Podczas wizyty w Bagdadzie podpisane zostało też czterostronne porozumienie między Turcją, Irakiem, Katarem i Zjednoczonymi Emiratami Arabskimi w sprawie współpracy przy irackim projekcie zakładającym utworzenie szlaku handlowego prowadzącego z Iraku przez Turcję do Europy. Koszt projektu szacowany jest na 17 mld USD.
Ankara dąży do ściślejszej współpracy z Bagdadem w ramach walki z kurdyjskimi siłami, które mają swój przyczółek w północnym Iraku – podkreśla AP. Erdogan zapowiedział rozpoczęcie latem dużej operacji wymierzonej w PKK, obecnej w północnej części Iraku od lat 80. Ok. 40 lat temu PKK zaczęła stawiać opór państwu tureckiego, a wskutek jej rebelii zginęło ok. 40 tys. ludzi. Turcja od lat prowadzi operacje przeciwko kurdyjskim bojownikom.

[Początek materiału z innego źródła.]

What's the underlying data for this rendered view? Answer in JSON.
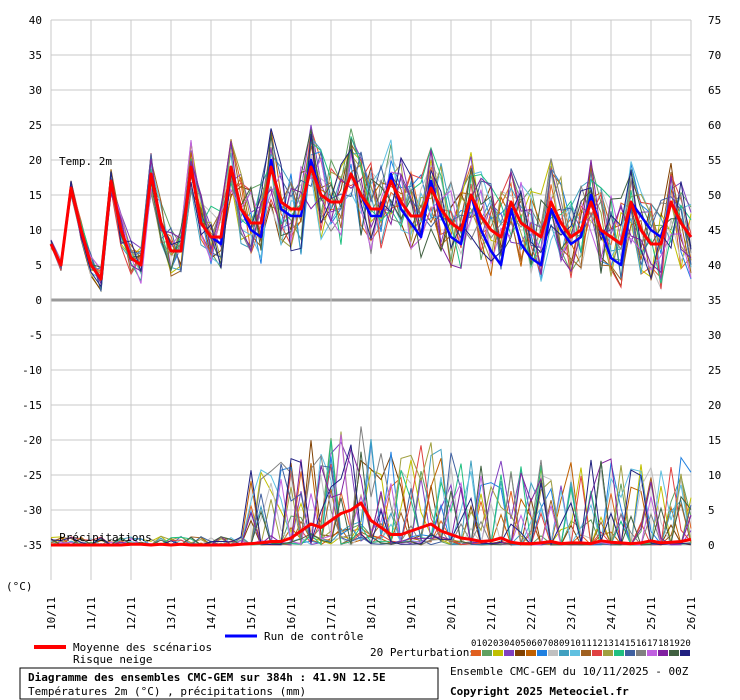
{
  "chart_data": {
    "type": "line",
    "title": "Diagramme des ensembles CMC-GEM sur 384h : 41.9N 12.5E",
    "subtitle": "Températures 2m (°C) , précipitations (mm)",
    "run_info": "Ensemble CMC-GEM du 10/11/2025 - 00Z",
    "copyright": "Copyright 2025 Meteociel.fr",
    "unit_label": "(°C)",
    "panel_temp_label": "Temp. 2m",
    "panel_precip_label": "Précipitations",
    "x_dates": [
      "10/11",
      "11/11",
      "12/11",
      "13/11",
      "14/11",
      "15/11",
      "16/11",
      "17/11",
      "18/11",
      "19/11",
      "20/11",
      "21/11",
      "22/11",
      "23/11",
      "24/11",
      "25/11",
      "26/11"
    ],
    "y_left": {
      "ticks": [
        40,
        35,
        30,
        25,
        20,
        15,
        10,
        5,
        0,
        -5,
        -10,
        -15,
        -20,
        -25,
        -30,
        -35
      ],
      "range": [
        -40,
        40
      ]
    },
    "y_right": {
      "ticks": [
        75,
        70,
        65,
        60,
        55,
        50,
        45,
        40,
        35,
        30,
        25,
        20,
        15,
        10,
        5,
        0
      ],
      "range": [
        -5,
        75
      ]
    },
    "grid": true,
    "legend": {
      "mean": "Moyenne des scénarios",
      "snow": "Risque neige",
      "control": "Run de contrôle",
      "perturbations": "20 Perturbations",
      "perturbation_ids": [
        "01",
        "02",
        "03",
        "04",
        "05",
        "06",
        "07",
        "08",
        "09",
        "10",
        "11",
        "12",
        "13",
        "14",
        "15",
        "16",
        "17",
        "18",
        "19",
        "20"
      ],
      "perturbation_colors": [
        "#e06020",
        "#60a060",
        "#c0c000",
        "#8040c0",
        "#804000",
        "#c06000",
        "#2080e0",
        "#c0c0c0",
        "#40a0c0",
        "#60c0e0",
        "#a06020",
        "#e04040",
        "#a0a040",
        "#20c080",
        "#4060a0",
        "#808080",
        "#c060e0",
        "#8020a0",
        "#406040",
        "#202080"
      ],
      "mean_color": "#ff0000",
      "control_color": "#0000ff"
    },
    "step_hours": 6,
    "series_temp_mean": [
      8,
      5,
      16,
      10,
      5,
      3,
      17,
      10,
      6,
      5,
      18,
      11,
      7,
      7,
      19,
      11,
      9,
      9,
      19,
      13,
      11,
      11,
      19,
      14,
      13,
      13,
      19,
      15,
      14,
      14,
      18,
      15,
      13,
      13,
      17,
      14,
      12,
      12,
      16,
      13,
      11,
      10,
      15,
      12,
      10,
      9,
      14,
      11,
      10,
      9,
      14,
      11,
      9,
      10,
      14,
      10,
      9,
      8,
      14,
      10,
      8,
      8,
      14,
      11,
      9
    ],
    "series_temp_control": [
      8,
      5,
      16,
      10,
      5,
      3,
      17,
      10,
      6,
      5,
      18,
      11,
      7,
      7,
      19,
      11,
      9,
      8,
      19,
      13,
      10,
      9,
      20,
      13,
      12,
      12,
      20,
      15,
      14,
      14,
      18,
      15,
      12,
      12,
      18,
      13,
      11,
      9,
      17,
      12,
      9,
      8,
      15,
      10,
      7,
      5,
      13,
      8,
      6,
      5,
      13,
      10,
      8,
      9,
      15,
      10,
      6,
      5,
      14,
      12,
      10,
      9,
      14,
      11,
      9
    ],
    "series_precip_mean": [
      0,
      0,
      0,
      0,
      0,
      0,
      0,
      0,
      0.1,
      0.1,
      0,
      0.1,
      0,
      0.1,
      0,
      0,
      0,
      0,
      0,
      0.1,
      0.2,
      0.3,
      0.5,
      0.5,
      1,
      2,
      3,
      2.5,
      3.5,
      4.5,
      5,
      6,
      3.5,
      2.5,
      1.5,
      1.5,
      2,
      2.5,
      3,
      2,
      1.5,
      1,
      0.8,
      0.5,
      0.6,
      1,
      0.4,
      0.2,
      0.2,
      0.3,
      0.5,
      0.2,
      0.3,
      0.3,
      0.2,
      0.6,
      0.4,
      0.3,
      0.2,
      0.3,
      0.6,
      0.3,
      0.4,
      0.5,
      0.8
    ]
  }
}
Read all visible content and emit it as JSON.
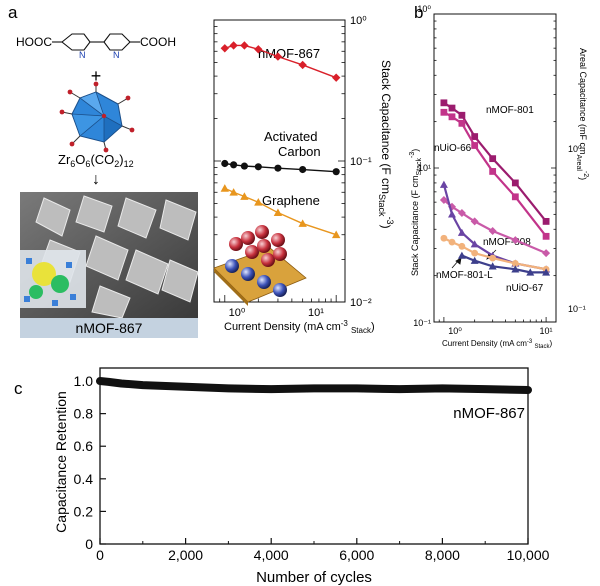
{
  "panels": {
    "a": "a",
    "b": "b",
    "c": "c"
  },
  "scheme": {
    "linker_left": "HOOC",
    "linker_right": "COOH",
    "ring_n": "N",
    "plus": "+",
    "cluster_formula_main": "Zr",
    "cluster_formula_sub1": "6",
    "cluster_formula_o": "O",
    "cluster_formula_sub2": "6",
    "cluster_formula_rest": "(CO",
    "cluster_formula_sub3": "2",
    "cluster_formula_end": ")",
    "cluster_formula_sub4": "12",
    "arrow": "↓",
    "sem_caption": "nMOF-867"
  },
  "chart_data": [
    {
      "panel": "a",
      "type": "line",
      "xscale": "log",
      "yscale": "log",
      "xlim": [
        0.8,
        12
      ],
      "ylim": [
        0.01,
        1
      ],
      "xticks": [
        "10⁰",
        "10¹"
      ],
      "yticks": [
        "10⁰",
        "10⁻¹",
        "10⁻²"
      ],
      "xlabel_main": "Current Density (mA cm",
      "xlabel_sup": "-3",
      "xlabel_sub": "Stack",
      "ylabel_main": "Stack Capacitance (F cm",
      "ylabel_sub": "Stack",
      "ylabel_sup": "-3",
      "series": [
        {
          "name": "nMOF-867",
          "color": "#d9202a",
          "marker": "diamond",
          "x": [
            1.0,
            1.2,
            1.5,
            2.0,
            3.0,
            5.0,
            10.0
          ],
          "y": [
            0.63,
            0.66,
            0.66,
            0.62,
            0.55,
            0.48,
            0.39
          ]
        },
        {
          "name_line1": "Activated",
          "name_line2": "Carbon",
          "color": "#111111",
          "marker": "circle",
          "x": [
            1.0,
            1.2,
            1.5,
            2.0,
            3.0,
            5.0,
            10.0
          ],
          "y": [
            0.096,
            0.094,
            0.092,
            0.091,
            0.089,
            0.087,
            0.084
          ]
        },
        {
          "name": "Graphene",
          "color": "#e8961e",
          "marker": "triangle",
          "x": [
            1.0,
            1.2,
            1.5,
            2.0,
            3.0,
            5.0,
            10.0
          ],
          "y": [
            0.064,
            0.06,
            0.056,
            0.051,
            0.043,
            0.036,
            0.03
          ]
        }
      ]
    },
    {
      "panel": "b",
      "type": "line",
      "xscale": "log",
      "yscale": "log",
      "xlim": [
        0.8,
        12.5
      ],
      "ylim": [
        0.1,
        10
      ],
      "xticks": [
        "10⁰",
        "10¹"
      ],
      "yticks": [
        "10¹",
        "10⁰",
        "10⁻¹"
      ],
      "right_yticks": [
        "10⁰",
        "10⁻¹"
      ],
      "xlabel_main": "Current Density (mA cm",
      "xlabel_sup": "-3",
      "xlabel_sub": "Stack",
      "ylabel_main": "Stack Capacitance (F cm",
      "ylabel_sub": "Stack",
      "ylabel_sup": "-3",
      "ylabel2_main": "Areal Capacitance (mF cm",
      "ylabel2_sub": "Areal",
      "ylabel2_sup": "-2",
      "series": [
        {
          "name": "nMOF-801",
          "color": "#9b1c6e",
          "marker": "square",
          "x": [
            1.0,
            1.2,
            1.5,
            2.0,
            3.0,
            5.0,
            10.0
          ],
          "y": [
            2.65,
            2.45,
            2.2,
            1.6,
            1.15,
            0.8,
            0.45
          ]
        },
        {
          "name": "nUiO-66",
          "color": "#c2348a",
          "marker": "square",
          "x": [
            1.0,
            1.2,
            1.5,
            2.0,
            3.0,
            5.0,
            10.0
          ],
          "y": [
            2.3,
            2.15,
            1.95,
            1.4,
            0.95,
            0.65,
            0.36
          ]
        },
        {
          "name": "nMOF-808",
          "color": "#c95aa8",
          "marker": "diamond",
          "x": [
            1.0,
            1.2,
            1.5,
            2.0,
            3.0,
            5.0,
            10.0
          ],
          "y": [
            0.62,
            0.56,
            0.51,
            0.45,
            0.39,
            0.34,
            0.28
          ]
        },
        {
          "name": "nMOF-801-L",
          "color": "#6a44a4",
          "marker": "triangle",
          "x": [
            1.0,
            1.2,
            1.5,
            2.0,
            3.0,
            5.0,
            10.0
          ],
          "y": [
            0.78,
            0.5,
            0.38,
            0.32,
            0.27,
            0.24,
            0.22
          ]
        },
        {
          "name": "nUiO-67",
          "color": "#f2b27c",
          "marker": "circle",
          "x": [
            1.0,
            1.2,
            1.5,
            2.0,
            3.0,
            5.0,
            10.0
          ],
          "y": [
            0.35,
            0.33,
            0.31,
            0.28,
            0.26,
            0.24,
            0.22
          ]
        },
        {
          "name": "",
          "color": "#3d3f8c",
          "marker": "triangle",
          "x": [
            1.5,
            2.0,
            3.0,
            5.0,
            7.0,
            10.0
          ],
          "y": [
            0.27,
            0.25,
            0.23,
            0.22,
            0.21,
            0.21
          ]
        }
      ]
    },
    {
      "panel": "c",
      "type": "line",
      "xlim": [
        0,
        10000
      ],
      "ylim": [
        0,
        1.08
      ],
      "xticks": [
        "0",
        "2,000",
        "4,000",
        "6,000",
        "8,000",
        "10,000"
      ],
      "yticks": [
        "0",
        "0.2",
        "0.4",
        "0.6",
        "0.8",
        "1.0"
      ],
      "xlabel": "Number of cycles",
      "ylabel": "Capacitance Retention",
      "series": [
        {
          "name": "nMOF-867",
          "color": "#111111",
          "x": [
            0,
            200,
            500,
            1000,
            2000,
            3000,
            4000,
            5000,
            6000,
            7000,
            8000,
            9000,
            10000
          ],
          "y": [
            1.0,
            0.995,
            0.985,
            0.975,
            0.965,
            0.955,
            0.95,
            0.955,
            0.955,
            0.95,
            0.955,
            0.95,
            0.945
          ]
        }
      ]
    }
  ]
}
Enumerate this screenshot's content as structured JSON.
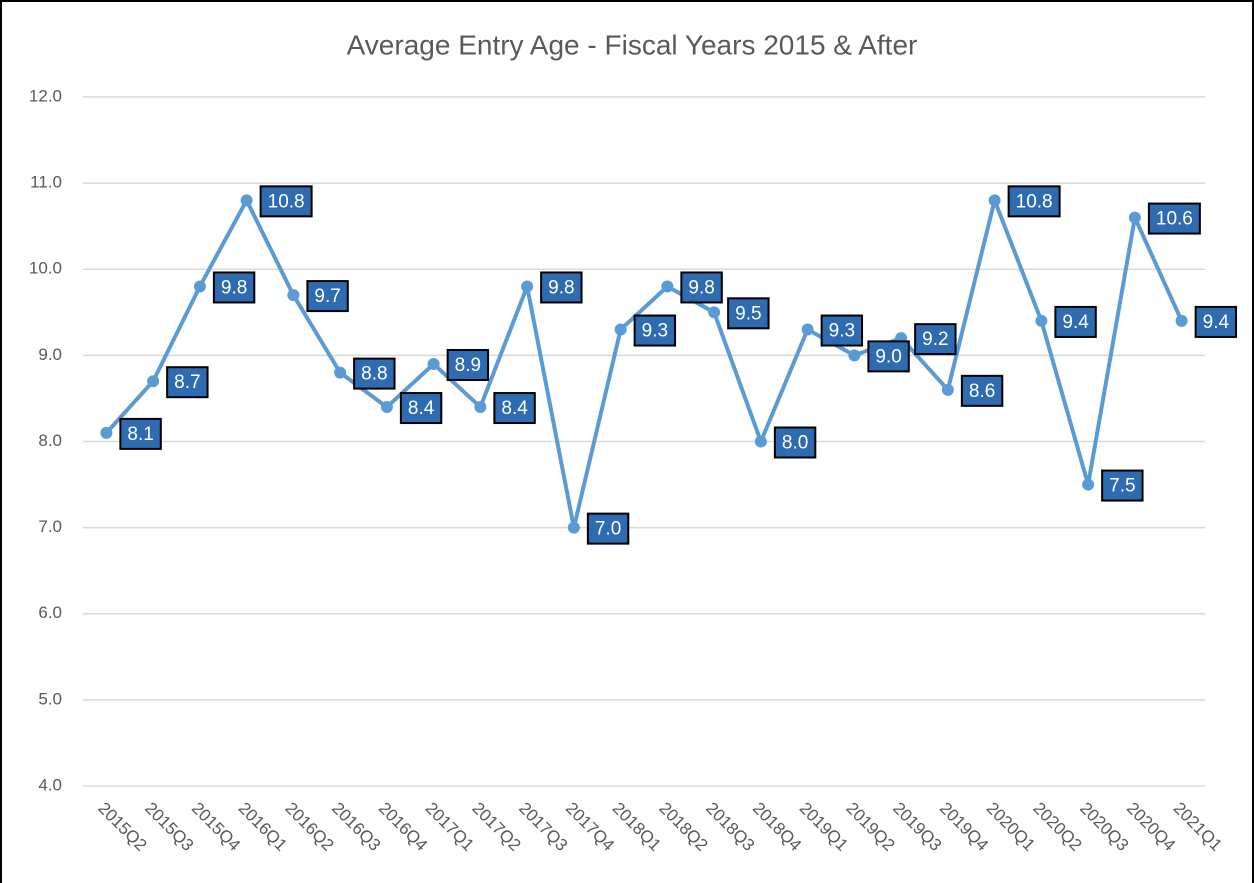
{
  "chart_data": {
    "type": "line",
    "title": "Average Entry Age - Fiscal Years 2015 & After",
    "categories": [
      "2015Q2",
      "2015Q3",
      "2015Q4",
      "2016Q1",
      "2016Q2",
      "2016Q3",
      "2016Q4",
      "2017Q1",
      "2017Q2",
      "2017Q3",
      "2017Q4",
      "2018Q1",
      "2018Q2",
      "2018Q3",
      "2018Q4",
      "2019Q1",
      "2019Q2",
      "2019Q3",
      "2019Q4",
      "2020Q1",
      "2020Q2",
      "2020Q3",
      "2020Q4",
      "2021Q1"
    ],
    "series": [
      {
        "name": "Average Entry Age",
        "color": "#5b9bd5",
        "values": [
          8.1,
          8.7,
          9.8,
          10.8,
          9.7,
          8.8,
          8.4,
          8.9,
          8.4,
          9.8,
          7.0,
          9.3,
          9.8,
          9.5,
          8.0,
          9.3,
          9.0,
          9.2,
          8.6,
          10.8,
          9.4,
          7.5,
          10.6,
          9.4
        ],
        "value_labels": [
          "8.1",
          "8.7",
          "9.8",
          "10.8",
          "9.7",
          "8.8",
          "8.4",
          "8.9",
          "8.4",
          "9.8",
          "7.0",
          "9.3",
          "9.8",
          "9.5",
          "8.0",
          "9.3",
          "9.0",
          "9.2",
          "8.6",
          "10.8",
          "9.4",
          "7.5",
          "10.6",
          "9.4"
        ]
      }
    ],
    "label_box_color": "#2e6bb0",
    "ylim": [
      4,
      12
    ],
    "yticks": [
      {
        "value": 4,
        "label": "4.0"
      },
      {
        "value": 5,
        "label": "5.0"
      },
      {
        "value": 6,
        "label": "6.0"
      },
      {
        "value": 7,
        "label": "7.0"
      },
      {
        "value": 8,
        "label": "8.0"
      },
      {
        "value": 9,
        "label": "9.0"
      },
      {
        "value": 10,
        "label": "10.0"
      },
      {
        "value": 11,
        "label": "11.0"
      },
      {
        "value": 12,
        "label": "12.0"
      }
    ],
    "grid": true
  }
}
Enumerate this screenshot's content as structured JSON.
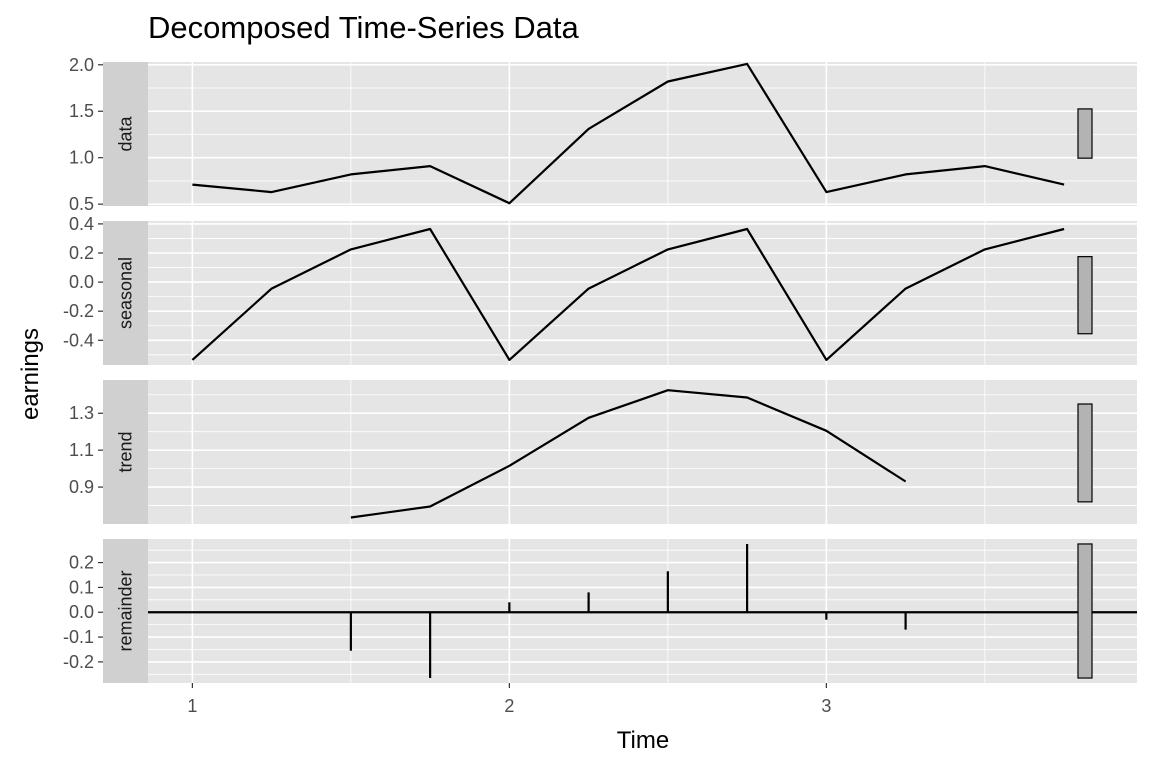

Teraz tureckie władze planują utworzenie “korytarza bezpieczeństwa” o szerokości 30-40 km na granicy z Irakiem. Bagdad, który w przeszłości skarżył się, że tureckie operacje przeciwko PKK uderzają w jego suwerenność, zbliża się ku stanowisku Turcji w tej sprawie – pisze AP. W marcu Irak ogłosił zakaz działania PKK, ale nie określił grupy mianem organizacji terrorystycznej.
We wspólnym oświadczeniu Ankara i Bagdad oznajmiły natomiast, że PKK stanowi zagrożenie dla obu krajów, a jej obecność na terytorium Iraku stanowi pogwałcenie irackiej konstytucji.
Według Turcji PKK zagraża budowie szlaku handlowego, który ma połączyć port w irackim mieście Basra z Turcją i Europą siecią autostrad i linii kolejowych.